Australia’s charity regulator says a fresh focus on consultation has strengthened its work to build public confidence in the sector. The Australian Charities and Not-for-profits Commission (ACNC) 2022-23 annual report has been tabled in Parliament.
ACNC Commissioner Sue Woodward AM said the report demonstrates the breadth of the Commission’s work and achievements. “In 2022–23, we strengthened our focus on consultation with the sector and on maximising the impact of our data, such as that available on the Charity Register, which is viewed millions of times each year,” Ms Woodward said.
The ACNC participated in and spoke at almost 200 charity sector conferences and forums. Significant consultation took place on key pieces including Commissioner Interpretation Statement reviews and changes to related party transaction reporting. The ACNC Sector Forum, Adviser Forum and Consultation Panel continued to provide insights and feedback.
The Commission made 20 submissions, including to the Productivity Commission Inquiry into Philanthropy. The 9th edition of the Australian Charities Report was published and featured data analysis on grant making charities, including various types of philanthropic bodies, which will further inform the Inquiry. We anticipate the Inquiry findings will be critical to the sector’s financial sustainability.

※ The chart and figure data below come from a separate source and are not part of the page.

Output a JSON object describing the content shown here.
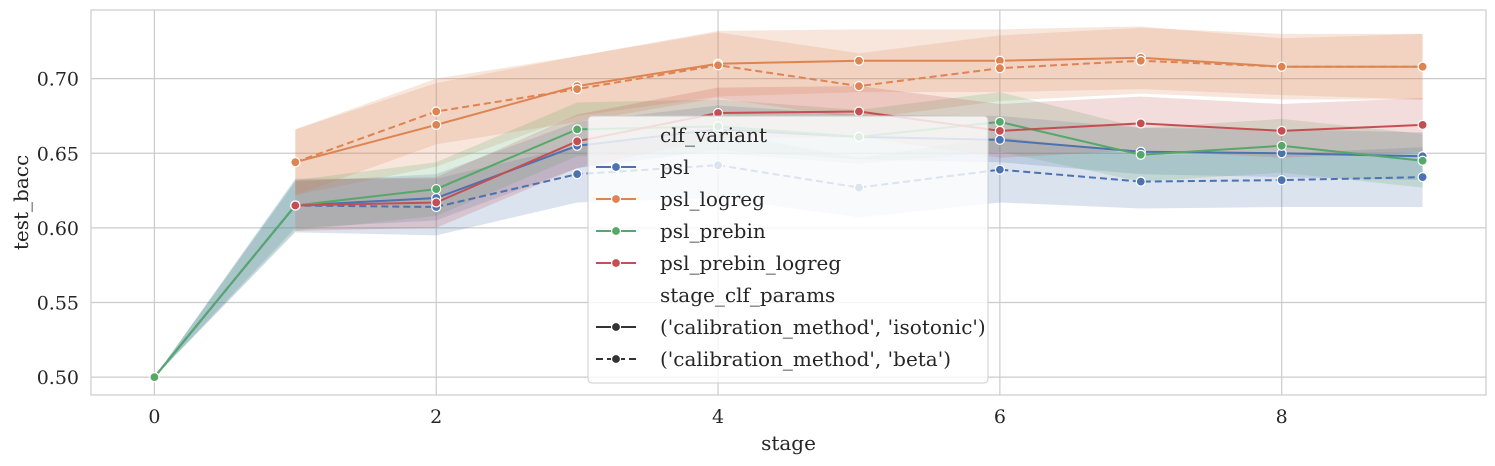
{
  "chart_data": {
    "type": "line",
    "xlabel": "stage",
    "ylabel": "test_bacc",
    "xlim": [
      -0.45,
      9.45
    ],
    "ylim": [
      0.488,
      0.746
    ],
    "xticks": [
      0,
      2,
      4,
      6,
      8
    ],
    "xtick_labels": [
      "0",
      "2",
      "4",
      "6",
      "8"
    ],
    "yticks": [
      0.5,
      0.55,
      0.6,
      0.65,
      0.7
    ],
    "ytick_labels": [
      "0.50",
      "0.55",
      "0.60",
      "0.65",
      "0.70"
    ],
    "grid": true,
    "legend_position": "center",
    "legend": {
      "hue_title": "clf_variant",
      "style_title": "stage_clf_params",
      "hue_entries": [
        {
          "label": "psl",
          "color": "#4C72B0"
        },
        {
          "label": "psl_logreg",
          "color": "#DD8452"
        },
        {
          "label": "psl_prebin",
          "color": "#55A868"
        },
        {
          "label": "psl_prebin_logreg",
          "color": "#C44E52"
        }
      ],
      "style_entries": [
        {
          "label": "('calibration_method', 'isotonic')",
          "dash": "solid"
        },
        {
          "label": "('calibration_method', 'beta')",
          "dash": "dashed"
        }
      ]
    },
    "series": [
      {
        "variant": "psl",
        "params": "isotonic",
        "color": "#4C72B0",
        "dash": "solid",
        "x": [
          0,
          1,
          2,
          3,
          4,
          5,
          6,
          7,
          8,
          9
        ],
        "y": [
          0.5,
          0.615,
          0.62,
          0.655,
          0.666,
          0.661,
          0.659,
          0.651,
          0.65,
          0.648
        ],
        "lo": [
          0.5,
          0.6,
          0.605,
          0.64,
          0.652,
          0.646,
          0.644,
          0.636,
          0.634,
          0.632
        ],
        "hi": [
          0.5,
          0.631,
          0.636,
          0.671,
          0.682,
          0.676,
          0.675,
          0.667,
          0.666,
          0.664
        ]
      },
      {
        "variant": "psl",
        "params": "beta",
        "color": "#4C72B0",
        "dash": "dashed",
        "x": [
          0,
          1,
          2,
          3,
          4,
          5,
          6,
          7,
          8,
          9
        ],
        "y": [
          0.5,
          0.615,
          0.614,
          0.636,
          0.642,
          0.627,
          0.639,
          0.631,
          0.632,
          0.634
        ],
        "lo": [
          0.5,
          0.597,
          0.595,
          0.617,
          0.62,
          0.607,
          0.617,
          0.613,
          0.614,
          0.614
        ],
        "hi": [
          0.5,
          0.633,
          0.633,
          0.655,
          0.664,
          0.647,
          0.661,
          0.649,
          0.65,
          0.654
        ]
      },
      {
        "variant": "psl_logreg",
        "params": "isotonic",
        "color": "#DD8452",
        "dash": "solid",
        "x": [
          1,
          2,
          3,
          4,
          5,
          6,
          7,
          8,
          9
        ],
        "y": [
          0.644,
          0.669,
          0.695,
          0.71,
          0.712,
          0.712,
          0.714,
          0.708,
          0.708
        ],
        "lo": [
          0.622,
          0.641,
          0.675,
          0.688,
          0.691,
          0.691,
          0.693,
          0.689,
          0.686
        ],
        "hi": [
          0.666,
          0.697,
          0.715,
          0.732,
          0.733,
          0.733,
          0.735,
          0.727,
          0.73
        ]
      },
      {
        "variant": "psl_logreg",
        "params": "beta",
        "color": "#DD8452",
        "dash": "dashed",
        "x": [
          1,
          2,
          3,
          4,
          5,
          6,
          7,
          8,
          9
        ],
        "y": [
          0.644,
          0.678,
          0.693,
          0.709,
          0.695,
          0.707,
          0.712,
          0.708,
          0.708
        ],
        "lo": [
          0.622,
          0.656,
          0.671,
          0.687,
          0.673,
          0.685,
          0.69,
          0.686,
          0.686
        ],
        "hi": [
          0.666,
          0.7,
          0.715,
          0.731,
          0.717,
          0.729,
          0.734,
          0.73,
          0.73
        ]
      },
      {
        "variant": "psl_prebin",
        "params": "isotonic",
        "color": "#55A868",
        "dash": "solid",
        "x": [
          0,
          1,
          2,
          3,
          4,
          5,
          6,
          7,
          8,
          9
        ],
        "y": [
          0.5,
          0.615,
          0.626,
          0.666,
          0.668,
          0.661,
          0.671,
          0.649,
          0.655,
          0.645
        ],
        "lo": [
          0.5,
          0.598,
          0.608,
          0.648,
          0.65,
          0.643,
          0.651,
          0.631,
          0.637,
          0.627
        ],
        "hi": [
          0.5,
          0.632,
          0.644,
          0.684,
          0.686,
          0.679,
          0.691,
          0.667,
          0.673,
          0.663
        ]
      },
      {
        "variant": "psl_prebin_logreg",
        "params": "isotonic",
        "color": "#C44E52",
        "dash": "solid",
        "x": [
          1,
          2,
          3,
          4,
          5,
          6,
          7,
          8,
          9
        ],
        "y": [
          0.615,
          0.617,
          0.658,
          0.677,
          0.678,
          0.665,
          0.67,
          0.665,
          0.669
        ],
        "lo": [
          0.598,
          0.6,
          0.64,
          0.66,
          0.661,
          0.647,
          0.652,
          0.647,
          0.651
        ],
        "hi": [
          0.632,
          0.634,
          0.676,
          0.694,
          0.695,
          0.683,
          0.688,
          0.683,
          0.687
        ]
      }
    ]
  }
}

There were 20 million views of the ACNC website where important new guidance was published this year, including advice for charities that wanted to take part in public discussion about the Voice to Parliament referendum. “Charities told us that advocacy was an important area of their work and they wanted greater clarity on the rules,” Ms Woodward said. “We spent time in a range of forums emphasising that charities have the right to advocate to further their charitable purpose. We added specific details about the referendum to our guidance anticipating that charities would need that confirmation.”
A new Charity Data Hub was created to consolidate ACNC publications and data about registered charities. After significant consultation with the sector, a suite of free, online short courses was also launched to strengthen good governance.

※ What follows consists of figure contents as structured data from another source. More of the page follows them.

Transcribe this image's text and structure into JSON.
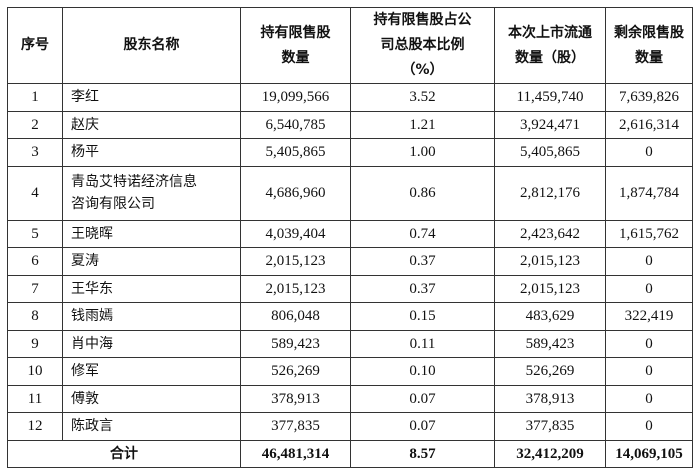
{
  "headers": [
    "序号",
    "股东名称",
    "持有限售股数量",
    "持有限售股占公司总股本比例（%）",
    "本次上市流通数量（股）",
    "剩余限售股数量"
  ],
  "header_lines": [
    [
      "序号"
    ],
    [
      "股东名称"
    ],
    [
      "持有限售股",
      "数量"
    ],
    [
      "持有限售股占公",
      "司总股本比例",
      "（%）"
    ],
    [
      "本次上市流通",
      "数量（股）"
    ],
    [
      "剩余限售股",
      "数量"
    ]
  ],
  "rows": [
    {
      "no": "1",
      "name": "李红",
      "held": "19,099,566",
      "ratio": "3.52",
      "listed": "11,459,740",
      "remaining": "7,639,826"
    },
    {
      "no": "2",
      "name": "赵庆",
      "held": "6,540,785",
      "ratio": "1.21",
      "listed": "3,924,471",
      "remaining": "2,616,314"
    },
    {
      "no": "3",
      "name": "杨平",
      "held": "5,405,865",
      "ratio": "1.00",
      "listed": "5,405,865",
      "remaining": "0"
    },
    {
      "no": "4",
      "name": "青岛艾特诺经济信息咨询有限公司",
      "name_lines": [
        "青岛艾特诺经济信息",
        "咨询有限公司"
      ],
      "held": "4,686,960",
      "ratio": "0.86",
      "listed": "2,812,176",
      "remaining": "1,874,784"
    },
    {
      "no": "5",
      "name": "王晓晖",
      "held": "4,039,404",
      "ratio": "0.74",
      "listed": "2,423,642",
      "remaining": "1,615,762"
    },
    {
      "no": "6",
      "name": "夏涛",
      "held": "2,015,123",
      "ratio": "0.37",
      "listed": "2,015,123",
      "remaining": "0"
    },
    {
      "no": "7",
      "name": "王华东",
      "held": "2,015,123",
      "ratio": "0.37",
      "listed": "2,015,123",
      "remaining": "0"
    },
    {
      "no": "8",
      "name": "钱雨嫣",
      "held": "806,048",
      "ratio": "0.15",
      "listed": "483,629",
      "remaining": "322,419"
    },
    {
      "no": "9",
      "name": "肖中海",
      "held": "589,423",
      "ratio": "0.11",
      "listed": "589,423",
      "remaining": "0"
    },
    {
      "no": "10",
      "name": "修军",
      "held": "526,269",
      "ratio": "0.10",
      "listed": "526,269",
      "remaining": "0"
    },
    {
      "no": "11",
      "name": "傅敦",
      "held": "378,913",
      "ratio": "0.07",
      "listed": "378,913",
      "remaining": "0"
    },
    {
      "no": "12",
      "name": "陈政言",
      "held": "377,835",
      "ratio": "0.07",
      "listed": "377,835",
      "remaining": "0"
    }
  ],
  "total": {
    "label": "合计",
    "held": "46,481,314",
    "ratio": "8.57",
    "listed": "32,412,209",
    "remaining": "14,069,105"
  }
}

The ACNC received 2,106 concerns about charities in 2022-23. Nearly one third were concerns that someone used a charity’s money for personal gain. One quarter related to mismanagement of charity funds.

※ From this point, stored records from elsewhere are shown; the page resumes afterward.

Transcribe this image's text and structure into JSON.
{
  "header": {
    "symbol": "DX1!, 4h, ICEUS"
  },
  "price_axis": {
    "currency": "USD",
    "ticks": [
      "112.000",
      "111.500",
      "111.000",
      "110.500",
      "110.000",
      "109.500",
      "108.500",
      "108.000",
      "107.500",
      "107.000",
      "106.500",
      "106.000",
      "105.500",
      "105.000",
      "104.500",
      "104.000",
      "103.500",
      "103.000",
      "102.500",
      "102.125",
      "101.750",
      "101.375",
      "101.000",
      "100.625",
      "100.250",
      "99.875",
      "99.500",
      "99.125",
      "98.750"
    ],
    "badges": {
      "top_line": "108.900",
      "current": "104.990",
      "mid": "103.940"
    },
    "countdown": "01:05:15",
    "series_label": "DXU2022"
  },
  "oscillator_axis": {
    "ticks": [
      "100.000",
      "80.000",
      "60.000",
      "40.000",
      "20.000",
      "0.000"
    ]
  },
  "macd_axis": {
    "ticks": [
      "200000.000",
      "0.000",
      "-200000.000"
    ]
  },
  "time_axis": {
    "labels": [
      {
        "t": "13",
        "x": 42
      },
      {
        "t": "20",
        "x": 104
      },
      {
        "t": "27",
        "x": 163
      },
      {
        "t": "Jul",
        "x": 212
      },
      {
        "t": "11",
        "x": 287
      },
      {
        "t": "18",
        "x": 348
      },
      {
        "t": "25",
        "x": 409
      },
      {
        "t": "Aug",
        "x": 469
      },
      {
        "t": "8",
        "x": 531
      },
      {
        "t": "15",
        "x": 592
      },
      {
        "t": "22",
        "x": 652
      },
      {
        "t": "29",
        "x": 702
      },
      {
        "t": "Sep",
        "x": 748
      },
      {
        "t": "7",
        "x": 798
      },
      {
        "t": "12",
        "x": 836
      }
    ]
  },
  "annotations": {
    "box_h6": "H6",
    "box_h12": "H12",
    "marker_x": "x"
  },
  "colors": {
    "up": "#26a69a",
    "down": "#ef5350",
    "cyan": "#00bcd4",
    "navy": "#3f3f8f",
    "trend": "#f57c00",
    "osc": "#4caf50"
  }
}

Fifty-five investigations were finalised. This was lower than in the previous year, in part due to the increased complexity of cases. We revoked the registration of 7 organisations following investigations, and worked on several joint investigations and activities with Australian and state agencies. Thirty charities were given advice to help resolve governance issues and 46 matters were referred to other government agencies.
We received over 5,500 registration applications, resulting in 2,652 charities becoming registered . Around 100 applications were refused, with most of the others either closed because they were incomplete or withdrawn because the applicant became aware after discussions that they did not meet eligibility requirements.
Significant improvements were achieved in the advice service. There were 22,932 phone queries, with 80% answered within four minutes. Close to 12,000 written inquiries were also answered.
Red tape reduction progressed well. For charities conducting fundraising in Queensland, reforms enabled them to report once to the ACNC and notify (rather than register) their intention to fundraise with the state regulator. The ACNC will work with all state and territory governments to promote and support the implementation of their agreed national fundraising principles, announced in February.
Ms Woodward began her term as Commissioner last December shortly after the ACNC’s 10th anniversary. The report sets out some key achievements over the decade, such as improved data on the Charity Register and major red tape cuts for charities across Australia “As someone who envisioned the establishment of a regulator and was here at the ACNC’s beginning, it is a pleasure to see how far the ACNC has come,” she said. “I aim to build on its success by evolving our regulatory approach further and responding to changes in the sector, while also ensuring we get the fundamentals right.”
Media inquiries: For more information or to arrange an interview, please contact ACNC Media email@example.com or 0481 456 411.
In 2022–23, the ACNC:
Strengthened the focus on consultation with the sector
Maximised the impact of its data
Created a new Charity Data Hub
The Charity Register continues to be a key tool, viewed millions of times each year.